Çatışmaların araştırılması, anlaşmazlıkların psikoanalitik incelenmesine gerektiriyor. Halk Oyunlarında Politika ve Psikolojinin bağı nedir? Sürtüşmelerde arabuluculuk yapıyorsunuz.
Çatışmaların araştırılması, anlaşmazlıkların psikoanalitik incelenmesine gerektiriyor. Halk Oyunlarında Politika ve Psikolojinin bağı nedir? Sürtüşmelerde arabuluculuk yapıyorsunuz. Eski Halk Oyuncularda olduğu kadar, beklentileri karşılanmamış ve hayal kırıklığına uğramış gençlerle de aynı masaya oturuyorsunuz. Sorun sizce nedir?Halk Kültürünün oluştuğu bütün büyük insan topluluklarında, yani binlerce insanı kapsayan gruplarda muhalif gruplar ortaya çıkıyor. Bunlar kişisel menfaatleriyle şekil kazanıyor.
Son çeyrek yüz yıla genel bir bakış atıldığında çatışmaların yüzyılı gibi duruyor. Ama ben bunun yeniliğe açık yeni bir anlayış dönemi olacağı düşüncesindeyim. Bugün gruplar arasında çatışmaya dönüşen sorunlar ön planda. Bunun iki önemli nedeni var. Menfaatçi güçler, halk oyunları faaliyetlerinin önemli bir bölümünü terk etti. Örneğin Anadolu da daha önceleri bir çok grubun yönetiminde farklı gruplar birbirinden kopuk faaliyet içinde yaşıyorlardı. Yeni dönemde ülke içindeki bu grupların büyük kentlerde uzantıları vardı. Bu nedenle bu çatışmalar ortaya çıkarılıyordu.Ayrıca Halk Oyunlarına hizmet eden kimi insanlar eski yaraları hatırlıyor ve bugün kim olduklarını sorguluyor. Eğer ortada bir sürtüşme yoksa Halk Oyuncular kendilerine bu soruları sormuyor.
Hizmet etme olgusu kurgulanmış olmamasına rağmen son derece güçlü birer unsur haline gelebiliyor. Sorunlar kimi çevrelerden, dışarıdan geliyor. Halk oyuncularda bireysel kimliğin yanı sıra bir de grubu etkileyen bir kimlik oluşur. Halk Oyuncular kendi düşüncelerine ait bir söylemi, bir konuyu, bir parçayı sevebilirler.Bunlar çok erken çağda Halk Oyunlarının parçası olurlar. Bu nedenle Halk Oyuncuları sarıldığı düşünceler bunu tam midelerinde hisseder. Bu nedenle de baskı altında ilk duygulara geri dönülür.

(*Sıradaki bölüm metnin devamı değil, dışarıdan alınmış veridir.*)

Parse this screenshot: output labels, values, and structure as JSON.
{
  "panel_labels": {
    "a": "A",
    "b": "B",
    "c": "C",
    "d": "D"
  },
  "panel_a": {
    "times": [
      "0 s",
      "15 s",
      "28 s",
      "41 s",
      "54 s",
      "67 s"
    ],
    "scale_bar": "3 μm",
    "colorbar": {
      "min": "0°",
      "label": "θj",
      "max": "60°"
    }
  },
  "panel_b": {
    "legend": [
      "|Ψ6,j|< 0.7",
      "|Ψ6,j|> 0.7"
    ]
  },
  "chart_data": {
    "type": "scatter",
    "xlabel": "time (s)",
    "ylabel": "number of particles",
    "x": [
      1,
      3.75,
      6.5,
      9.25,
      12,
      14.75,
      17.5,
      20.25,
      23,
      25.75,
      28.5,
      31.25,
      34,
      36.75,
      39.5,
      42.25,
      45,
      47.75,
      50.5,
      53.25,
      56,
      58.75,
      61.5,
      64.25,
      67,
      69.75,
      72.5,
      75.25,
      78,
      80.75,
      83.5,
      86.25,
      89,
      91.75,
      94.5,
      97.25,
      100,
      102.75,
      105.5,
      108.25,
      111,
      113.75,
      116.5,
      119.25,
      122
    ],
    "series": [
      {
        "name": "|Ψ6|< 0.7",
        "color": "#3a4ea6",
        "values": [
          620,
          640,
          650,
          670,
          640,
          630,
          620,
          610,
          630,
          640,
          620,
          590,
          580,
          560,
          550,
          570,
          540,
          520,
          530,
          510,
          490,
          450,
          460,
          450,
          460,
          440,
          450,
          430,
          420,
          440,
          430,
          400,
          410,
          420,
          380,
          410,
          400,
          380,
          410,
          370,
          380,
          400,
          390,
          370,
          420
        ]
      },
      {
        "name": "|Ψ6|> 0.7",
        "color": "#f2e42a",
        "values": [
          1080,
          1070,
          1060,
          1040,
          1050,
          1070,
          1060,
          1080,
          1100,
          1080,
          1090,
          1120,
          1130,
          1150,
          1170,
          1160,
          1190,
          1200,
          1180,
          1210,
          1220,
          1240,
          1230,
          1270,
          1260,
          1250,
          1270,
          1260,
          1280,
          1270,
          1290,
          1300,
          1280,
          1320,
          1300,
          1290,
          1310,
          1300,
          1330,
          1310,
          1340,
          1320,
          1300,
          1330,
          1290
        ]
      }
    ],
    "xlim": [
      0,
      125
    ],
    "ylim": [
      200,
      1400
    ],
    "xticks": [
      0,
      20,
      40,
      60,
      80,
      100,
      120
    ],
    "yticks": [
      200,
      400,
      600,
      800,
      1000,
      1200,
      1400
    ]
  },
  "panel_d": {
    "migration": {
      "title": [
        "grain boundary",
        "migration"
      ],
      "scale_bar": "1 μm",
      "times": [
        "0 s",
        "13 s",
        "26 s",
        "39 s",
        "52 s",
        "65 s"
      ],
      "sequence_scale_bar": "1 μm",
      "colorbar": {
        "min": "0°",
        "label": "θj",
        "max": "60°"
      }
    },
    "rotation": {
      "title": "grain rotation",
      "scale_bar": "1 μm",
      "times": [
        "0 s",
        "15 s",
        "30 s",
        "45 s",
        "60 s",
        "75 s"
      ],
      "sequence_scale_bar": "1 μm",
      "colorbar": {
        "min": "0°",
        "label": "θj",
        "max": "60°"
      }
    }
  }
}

Sorunlar tehdit altında gruplarda daha etkili görülür. Ama bu gruplar kendini güçlü görüyor ve kendini koruyabiliyorsa, mesele yoktur. Ama çaresizliğini hissediyorsa ve bunu kaldıramıyorsa, bir tepki geçekleştiriyor.Bu tür grupların geçmişe ait duyguları bugün yaşananlarla iç içe geçiyor. Grup önderleri ise toplumda izler bırakmış olan bazı unsurları kullanıyor.
Halk Oyunları camiasını iyi ve kötü diye ikiye ayırıyorlar. Genelde biz ve düşman arasında ayrım yapılır. Bu ayrım mutlak bir şey olarak getirilir. Ama insanı, insanlık dışı diye tanımlamak için gerçekte bir neden olamaz. Bizim asıl sormamız gereken soru, bu gruplara eleştriyel boyutları artırma noktasına gelmek için nelerin olduğunu anlamaktır. Çünkü bu insanlar yaptıklarını aptallık içinde yapmıyorlar, duyguları raydan çıktığı için yapıyorlar. Bu nedenle aşırılıklara set çekmeye çalışmalıyız. Ama bunun öncesinde, harcıalem biz ve onlar ayrımını aşabilmek için 21. yüzyıla özgü bir diplomasiye ihtiyaç olduğunu unutmamalıyız.